The Power of Universal Health Care

By Winthrop C. Dillaway III for NJ.com

In 2009, when President Obama began his term of office, the U.S. health care system was painfully dysfunctional. He announced an initiative for health care reform. Early on, “universal health care” garnered thought and attention. Unfortunately, with the ensuing debate and politics, the concept of universal health care faded and disappeared.

On March 23, 2010, the health care reform bill was signed into law with considerable fanfare. Genuine goodwill and effort contributed to the final product and many aspects of the law are laudable. Nevertheless, two years later, the health care system in the United States remains painfully dysfunctional. Why? What is right? What is wrong? And whatever happened to universal health care?

T.R. Reid, Pulitzer Prize-winning journalist and author of the best-selling book “The Healing of America,” makes three powerful observations: First, all other leading countries provide universal health care at half the cost and higher quality than the United States does. Second, he points to the remarkable variety of health care systems in those successful countries. Third, and most important, what those successful systems have in common is universal health care. Reid states, “Every developed country except the United States has reached the same conclusion: Everyone should have access to medical care.”

The questions about universal health care jump out. Is it a fluke? Why and how do 100 percent of those societies achieve universal health care while America doesn’t come close? Or, perhaps, does universal health care intrinsically offer leverage over management of cost and quality?

Two major obstacles prevent serious comparison of U.S. health care to that of other countries. First is the sheer enormity of the U.S. system; size, cost, complexity, competing expectations, history, politics and, especially, vested interests. Second, that success elsewhere comes with so many different systems. It is nearly impossible to imagine how or what could be captured to improve the U.S. system. Nevertheless, the key to simplifying, clarifying and moving toward a functional, cost-effective and fair health care system is hidden in a paradigm shift to the concept of universal health care.

Here’s how: All health care systems face the triple challenges of access, cost and quality. With universal health care, access is fixed, leaving only two variables: cost and quality. Furthermore, policy makers who want to provide health care to all would naturally be forced to focus on cost and temporarily set aside the third variable, quality.

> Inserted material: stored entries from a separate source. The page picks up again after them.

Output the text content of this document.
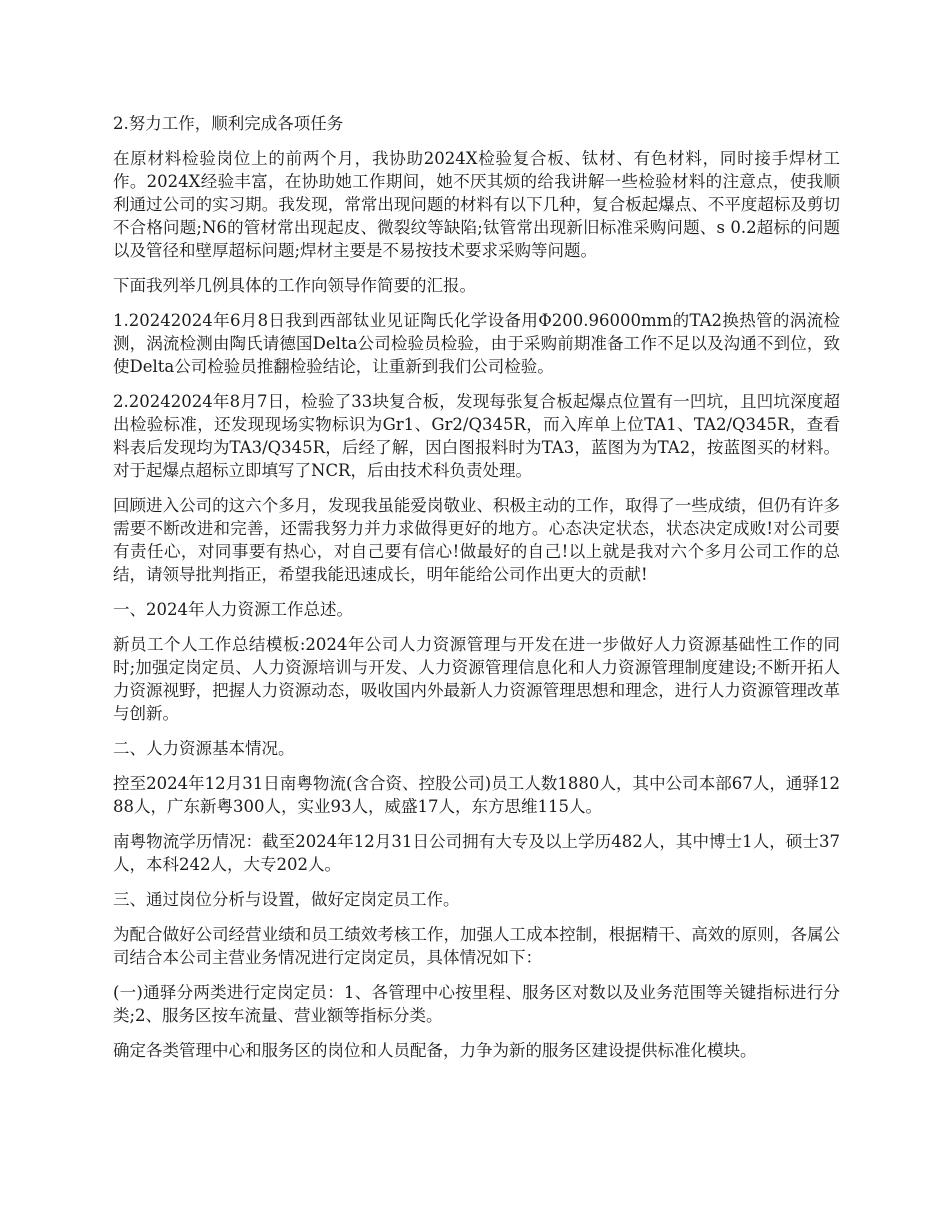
2.努力工作，顺利完成各项任务

在原材料检验岗位上的前两个月，我协助2024X检验复合板、钛材、有色材料，同时接手焊材工作。2024X经验丰富，在协助她工作期间，她不厌其烦的给我讲解一些检验材料的注意点，使我顺利通过公司的实习期。我发现，常常出现问题的材料有以下几种，复合板起爆点、不平度超标及剪切不合格问题;N6的管材常出现起皮、微裂纹等缺陷;钛管常出现新旧标准采购问题、s 0.2超标的问题以及管径和壁厚超标问题;焊材主要是不易按技术要求采购等问题。

下面我列举几例具体的工作向领导作简要的汇报。

1.20242024年6月8日我到西部钛业见证陶氏化学设备用Φ200.96000mm的TA2换热管的涡流检测，涡流检测由陶氏请德国Delta公司检验员检验，由于采购前期准备工作不足以及沟通不到位，致使Delta公司检验员推翻检验结论，让重新到我们公司检验。

2.20242024年8月7日，检验了33块复合板，发现每张复合板起爆点位置有一凹坑，且凹坑深度超出检验标准，还发现现场实物标识为Gr1、Gr2/Q345R，而入库单上位TA1、TA2/Q345R，查看料表后发现均为TA3/Q345R，后经了解，因白图报料时为TA3，蓝图为为TA2，按蓝图买的材料。对于起爆点超标立即填写了NCR，后由技术科负责处理。

回顾进入公司的这六个多月，发现我虽能爱岗敬业、积极主动的工作，取得了一些成绩，但仍有许多需要不断改进和完善，还需我努力并力求做得更好的地方。心态决定状态，状态决定成败!对公司要有责任心，对同事要有热心，对自己要有信心!做最好的自己!以上就是我对六个多月公司工作的总结，请领导批判指正，希望我能迅速成长，明年能给公司作出更大的贡献!

一、2024年人力资源工作总述。

新员工个人工作总结模板:2024年公司人力资源管理与开发在进一步做好人力资源基础性工作的同时;加强定岗定员、人力资源培训与开发、人力资源管理信息化和人力资源管理制度建设;不断开拓人力资源视野，把握人力资源动态，吸收国内外最新人力资源管理思想和理念，进行人力资源管理改革与创新。

二、人力资源基本情况。

控至2024年12月31日南粤物流(含合资、控股公司)员工人数1880人，其中公司本部67人，通驿1288人，广东新粤300人，实业93人，威盛17人，东方思维115人。

南粤物流学历情况：截至2024年12月31日公司拥有大专及以上学历482人，其中博士1人，硕士37人，本科242人，大专202人。

三、通过岗位分析与设置，做好定岗定员工作。

为配合做好公司经营业绩和员工绩效考核工作，加强人工成本控制，根据精干、高效的原则，各属公司结合本公司主营业务情况进行定岗定员，具体情况如下：

(一)通驿分两类进行定岗定员：1、各管理中心按里程、服务区对数以及业务范围等关键指标进行分类;2、服务区按车流量、营业额等指标分类。

确定各类管理中心和服务区的岗位和人员配备，力争为新的服务区建设提供标准化模块。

To focus on cost, all successful health care systems (in fact, all successful businesses) must and do have overall budgeting, accounting, overhead control and insurance risk-pooling. The U.S. system fails and ignores all four areas. No wonder the U.S. system, even reformed, is so dysfunctional. Of course, the vested interests would lobby fiercely against change in these four areas. Nevertheless, this exposure would finally allow Americans to understand what is wrong and what is right, and to see a clear path to legitimate reform.

And what about that third variable, quality, that was temporarily set aside to focus on cost? It’s no fluke that essentially all successful health care systems boast higher quality than that of the United States. (It’s a fallacy that the United States has superior quality health care.) With budgeting, accounting, overhead control and reasonable risk-pooling in place, patients are going to demand the most for their money. Quality becomes the ultimate and lasting focus for any decent health care system.

Society and policy makers need not be overwhelmed by the complexities of health care systems.

Reid points to an invaluable paradigm: simply determining, first, that access to health care be available to all leads to solutions for cost and quality. Confounded by deep experiences and the complexities of life, it is human nature to overlook the obvious.

Imagine the profound benefits to all with the discovery and implementation of this simple paradigm shift to the power of universal health care.

Winthrop C. Dillaway III, M.D., of Morris Plains is president of the New Jersey chapter of Physicians for a National Health Program.